The study also collected a large amount of data surrounding exits, through both acquisitions and IPOs. The data paints a similar picture to that of start-up funding as set out above. It appears that both the likelihood of a successful exit and the value associated with an exit increases when the company involved has any IP, and more so when the company owns both patents and trademarks. The following figures from the study illustrate this point.

The figure above shows that start-ups with any IP are at least twice as likely to have a successful exit than those without, and just over 3 times as likely when the start-up has both patents and trade marks. This type of distinction may be of interest to investors, looking to make a more probable return on their investment by investing in IP-rich start-ups.

As well as an increased likelihood of a successful exit, the study also shows that IP rights appear to correlate with increased exit value. The figure above, for which most data was sourced from acquisitions, shows that the median exit value at acquisition was over 6 times greater for start-ups with both patents and trademarks compared to those with no registered IP. At IPO, the story is similar.
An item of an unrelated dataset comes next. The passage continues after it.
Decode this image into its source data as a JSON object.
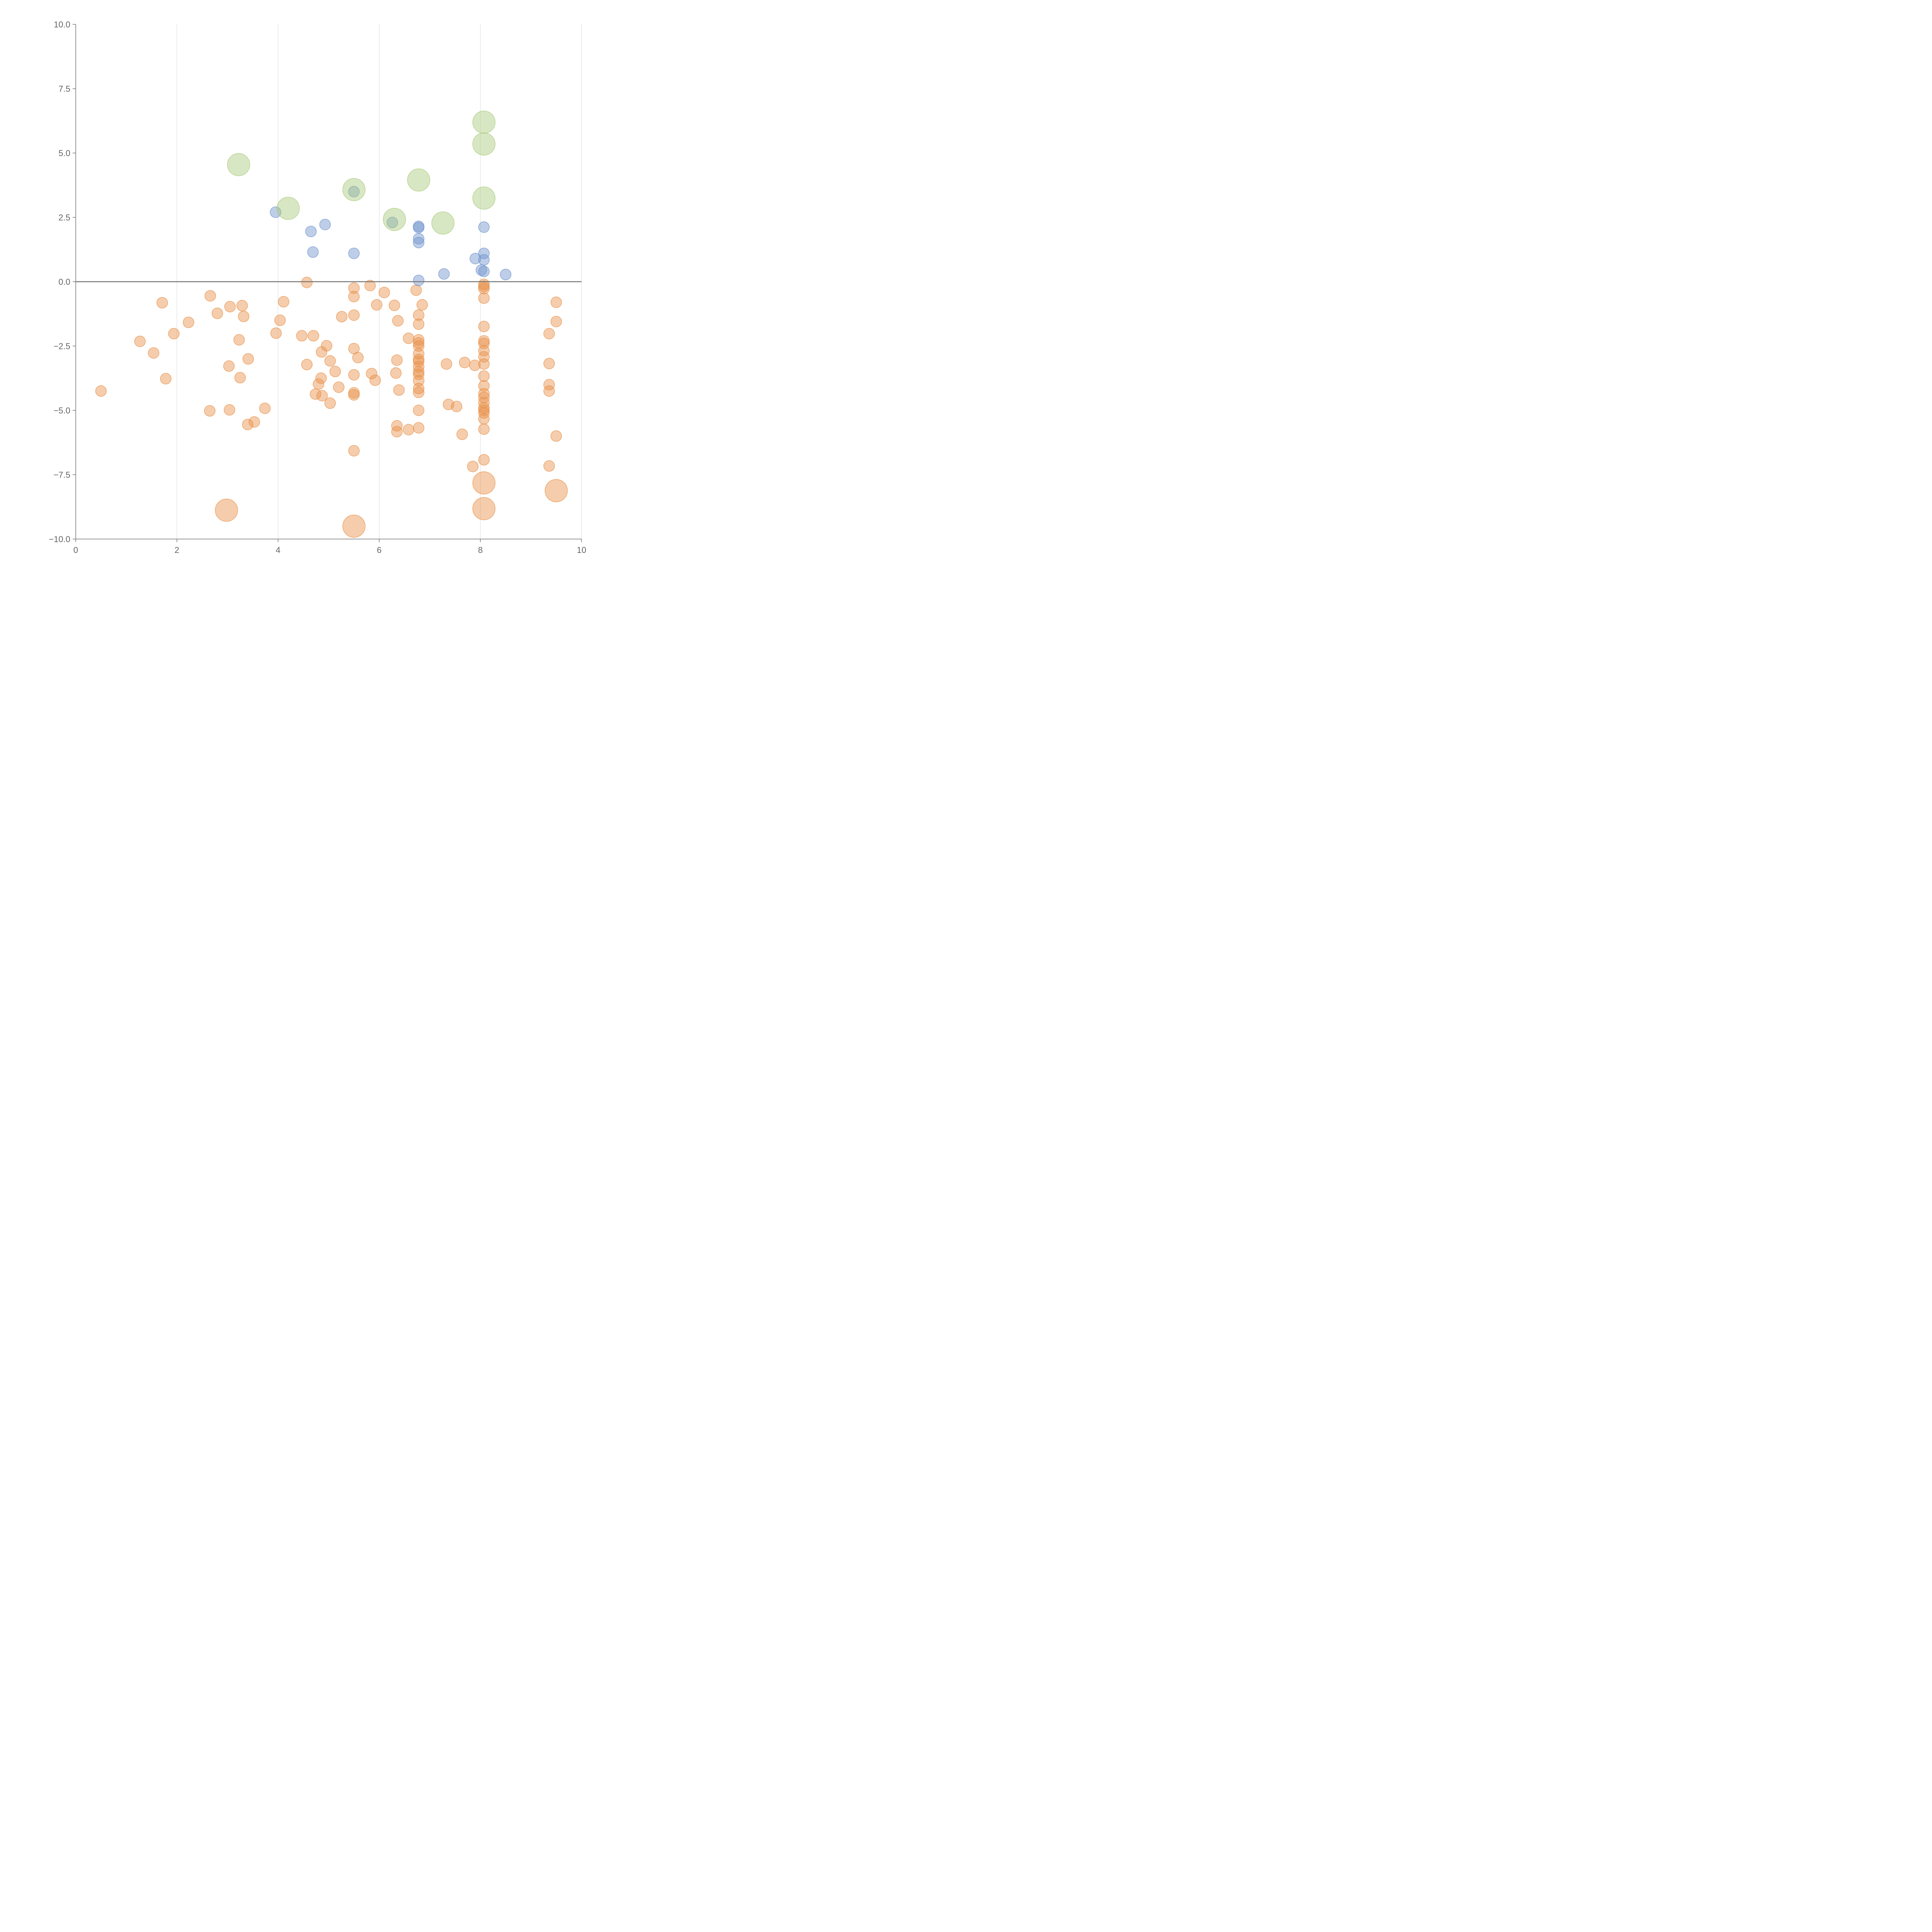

Although other factors undoubtedly apply to the success of an exit, it is interesting to note the stark contrasts in success and value between companies with registered IP portfolios and those without. One could infer, at the very least, that the presence of a healthy IP portfolio is indicative of a company that is managed well and in a strong position in terms of navigating an exit.

In summary, it is clear that start-ups with registered IP (generally) enjoy:

  • an increased likelihood of funding at seed and early stage rounds;
  • a real increase in financing from those funding rounds;
  • an increased likelihood of a successful exit; and
  • an increased exit value.

Whilst other factors would have contributed to the successes of the start-ups surveyed by the study, the findings of the study seem too clear to be overlooked – IP is a valuable asset of start-ups at any stage, from the viewpoint of founders and investors alike. It makes sense therefore, to suggest that both founders and investors be diligent, particularly at an early stage, to ensure IP is carefully cultivated and protected, to ultimately secure the advantages set out above.